Dinho estava dentro de Gaza e sabia que, ao contrário do que muitos dizem, Israel atacava, sim, alvos civis. Atacava o prédio onde ele estava e que era ocupado por jornalistas. Matavam jornalistas.

Compartilho abaixo o texto dele sobre o relato de jornalistas sobreviventes desses ataques. E logo abaixo o link para um texto em que ele conta como se entrava e saía de Gaza, coisa que nem sempre é possível.
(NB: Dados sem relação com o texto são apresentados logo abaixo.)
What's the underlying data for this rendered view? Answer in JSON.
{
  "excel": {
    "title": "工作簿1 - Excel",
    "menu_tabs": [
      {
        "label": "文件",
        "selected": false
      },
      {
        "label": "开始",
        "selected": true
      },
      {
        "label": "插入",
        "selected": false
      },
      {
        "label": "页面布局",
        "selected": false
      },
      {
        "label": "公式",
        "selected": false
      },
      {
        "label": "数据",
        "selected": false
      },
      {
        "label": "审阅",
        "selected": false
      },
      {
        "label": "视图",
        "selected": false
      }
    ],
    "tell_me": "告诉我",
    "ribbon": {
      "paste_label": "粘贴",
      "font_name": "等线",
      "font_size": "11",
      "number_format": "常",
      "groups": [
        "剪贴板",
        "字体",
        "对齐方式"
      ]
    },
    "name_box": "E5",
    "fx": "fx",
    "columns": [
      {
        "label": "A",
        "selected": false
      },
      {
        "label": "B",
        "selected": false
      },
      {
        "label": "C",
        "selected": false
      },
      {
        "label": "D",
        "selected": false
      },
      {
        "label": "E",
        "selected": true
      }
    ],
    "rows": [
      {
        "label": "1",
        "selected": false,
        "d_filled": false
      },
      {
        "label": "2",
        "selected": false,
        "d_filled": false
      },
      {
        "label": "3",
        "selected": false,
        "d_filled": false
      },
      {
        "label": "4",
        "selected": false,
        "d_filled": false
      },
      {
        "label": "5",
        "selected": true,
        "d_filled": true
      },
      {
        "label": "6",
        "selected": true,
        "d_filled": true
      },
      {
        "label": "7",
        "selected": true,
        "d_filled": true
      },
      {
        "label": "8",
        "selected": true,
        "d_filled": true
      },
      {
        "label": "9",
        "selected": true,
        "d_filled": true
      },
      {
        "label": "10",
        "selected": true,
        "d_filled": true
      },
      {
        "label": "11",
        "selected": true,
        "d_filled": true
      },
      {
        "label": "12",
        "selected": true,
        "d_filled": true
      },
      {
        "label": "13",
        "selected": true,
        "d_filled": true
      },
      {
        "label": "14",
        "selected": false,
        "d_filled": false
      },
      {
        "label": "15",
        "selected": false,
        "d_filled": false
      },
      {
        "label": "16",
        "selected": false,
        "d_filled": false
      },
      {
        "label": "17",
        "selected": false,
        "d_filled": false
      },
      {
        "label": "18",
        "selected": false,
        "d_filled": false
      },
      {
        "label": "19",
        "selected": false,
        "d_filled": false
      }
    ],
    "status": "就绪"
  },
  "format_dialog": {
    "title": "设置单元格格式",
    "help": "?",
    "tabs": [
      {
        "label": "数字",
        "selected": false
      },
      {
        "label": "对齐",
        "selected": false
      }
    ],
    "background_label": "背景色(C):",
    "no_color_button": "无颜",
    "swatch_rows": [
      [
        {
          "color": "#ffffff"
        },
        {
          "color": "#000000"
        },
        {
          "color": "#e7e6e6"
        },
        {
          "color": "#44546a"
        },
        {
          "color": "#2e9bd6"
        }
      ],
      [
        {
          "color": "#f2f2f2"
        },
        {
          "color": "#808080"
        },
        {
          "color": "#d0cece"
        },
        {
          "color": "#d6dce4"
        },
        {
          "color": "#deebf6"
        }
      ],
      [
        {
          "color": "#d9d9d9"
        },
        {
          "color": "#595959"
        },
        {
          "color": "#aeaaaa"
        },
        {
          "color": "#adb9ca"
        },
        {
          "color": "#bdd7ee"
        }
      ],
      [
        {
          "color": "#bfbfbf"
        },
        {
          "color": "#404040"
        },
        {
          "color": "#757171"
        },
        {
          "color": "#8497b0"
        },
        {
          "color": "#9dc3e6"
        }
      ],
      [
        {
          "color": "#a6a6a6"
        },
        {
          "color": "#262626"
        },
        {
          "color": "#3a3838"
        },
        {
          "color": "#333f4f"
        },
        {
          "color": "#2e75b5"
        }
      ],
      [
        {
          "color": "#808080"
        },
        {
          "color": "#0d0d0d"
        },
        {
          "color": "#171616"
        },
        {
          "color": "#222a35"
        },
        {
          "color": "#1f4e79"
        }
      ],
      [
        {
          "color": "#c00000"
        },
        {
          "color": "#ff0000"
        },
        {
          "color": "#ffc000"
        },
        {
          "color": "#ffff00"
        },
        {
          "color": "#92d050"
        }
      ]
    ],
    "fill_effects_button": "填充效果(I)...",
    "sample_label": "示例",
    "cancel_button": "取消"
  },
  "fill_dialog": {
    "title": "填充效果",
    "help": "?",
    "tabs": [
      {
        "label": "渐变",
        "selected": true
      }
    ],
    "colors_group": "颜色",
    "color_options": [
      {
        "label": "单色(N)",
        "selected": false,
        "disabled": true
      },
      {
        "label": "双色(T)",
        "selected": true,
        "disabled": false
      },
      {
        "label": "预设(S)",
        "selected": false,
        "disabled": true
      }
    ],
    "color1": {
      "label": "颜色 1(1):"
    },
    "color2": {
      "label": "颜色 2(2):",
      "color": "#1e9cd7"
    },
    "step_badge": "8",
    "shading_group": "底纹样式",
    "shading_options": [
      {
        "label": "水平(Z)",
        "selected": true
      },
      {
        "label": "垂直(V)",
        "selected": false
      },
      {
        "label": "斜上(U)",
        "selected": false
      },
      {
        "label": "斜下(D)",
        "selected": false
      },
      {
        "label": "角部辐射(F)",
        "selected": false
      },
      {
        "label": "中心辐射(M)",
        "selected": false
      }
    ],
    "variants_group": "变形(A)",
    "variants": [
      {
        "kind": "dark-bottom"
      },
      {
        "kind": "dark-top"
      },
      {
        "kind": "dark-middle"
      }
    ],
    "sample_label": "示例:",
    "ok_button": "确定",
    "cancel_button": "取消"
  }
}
Dinho atua em todas as frentes e escreve para a Piauí. Muitos dos seus textos estão disponíveis para não-assinantes no site da revista. É o mais completo jornalista brasileiro na Europa há muito tempo.

O Globo – 21/11/2012
Jornalistas na Faixa de Gaza passam de espectadores a alvos

Fernando Eichenberg

CIDADE DE GAZA – A mídia local em Gaza foi alvo duas vezes de bombardeios israelenses. Os dois ocorreram na mesma madrugada, no bairro al-Rimal: à 1h30m, quatro mísseis atingiram o prédio Alshaw Hosary, deixando estragos e feridos; às 6h, foi a vez do edifício Shoroq, com uma vítima. No primeiro, as escadas ainda guardam manchas de sangue, estilhaços de vidro. Nos andares atingidos, muitos escombros. Nas salas preservadas, jornalistas continuam seu trabalho após a morte de três colegas ontem, alvo de ataques aéreos israelenses.
Com sua família morando em Rafah, Emad Aied, da Alamanav TV, dormia em seu estúdio, no quinto andar, quando a primeira explosão eclodiu, no 11º. Sua primeira reação foi fugir, mas, quando ouviu os gritos de pedido de ajuda de seus colegas, subiu para socorrê-los. Foi então que caíram o segundo, o terceiro e o quarto mísseis, e mesmo a ambulância que havia chegado foi atingida.
– É surpreendente, é a primeira vez que Israel ataca a mídia. Na primeira guerra, há quatro anos, não houve ataques diretos assim. Acredito que a nossa cobertura da guerra é indesejável, porque as mortes provocadas por seus mísseis aumentam a cada dia que passa – conta.
Emad diz ainda estar vivendo as memórias da guerra anterior.
– Especialmente depois que atingiram a minha casa. Construí uma nova, que foi também destruída. Não é algo fácil de esquecer. Isso agora traz de volta essas recordações.
Enquanto conversava, seu telefone celular tocou. Após alguns segundos, desligou e anunciou:
– Em dez minutos, ocorreram mais quatro mortes por causa dos bombardeios.
Sua esperança de um cessar-fogo imediato é inferior ao estrondo diário das explosões ecoadas pela cidade:
– Não acredito nessa negociação com o Egito. Só vou acreditar mesmo quando os bombardeios acabarem.
Ferido em um dos ataques, o repórter Shuaib Abu Jahal, 28, estava acostumado a dormir no segundo andar por causa da cobertura da guerra e percebeu colegas com ferimentos descendo pelas escadas. Na tentativa de ajudá-los, também foi atingido nas mãos e nas pernas por destroços que tombaram. Já recuperado, está de volta à reportagem.
– Os jornalistas se tornaram também alvo desta guerra. Acho que porque, com a experiência adquirida desde o último conflito, passamos a entender melhor as ações e a estratégia do Exército israelense. Mesmo em Israel há quem diga que a mídia palestina é melhor do que a israelense.
Shuaib define esta guerra como “muito esperta”, com estratégias psicológicas, sustentadas em ataques sem hora para acontecer, deixando as pessoas preparadas para morrer a qualquer momento. Pelo lado de Gaza, sua opinião sobre o Hamas é dividida:
– Sou contra os governos da Irmandade Muçulmana, e também contra este. Mas nesta guerra eu estou ao lado dele, porque Israel é contra toda a Faixa de Gaza, não apenas contra o Hamas. Discordo politicamente do Hamas, mas concordo com sua resistência. Diria que são melhores na luta do que em governar.
Seu desejo é o de uma negociação para o cessar-fogo, mas não sob qualquer condição:
– Não quero perder a nossa terra com as negociações. Mas quero a negociação. Todos queremos uma vida em paz.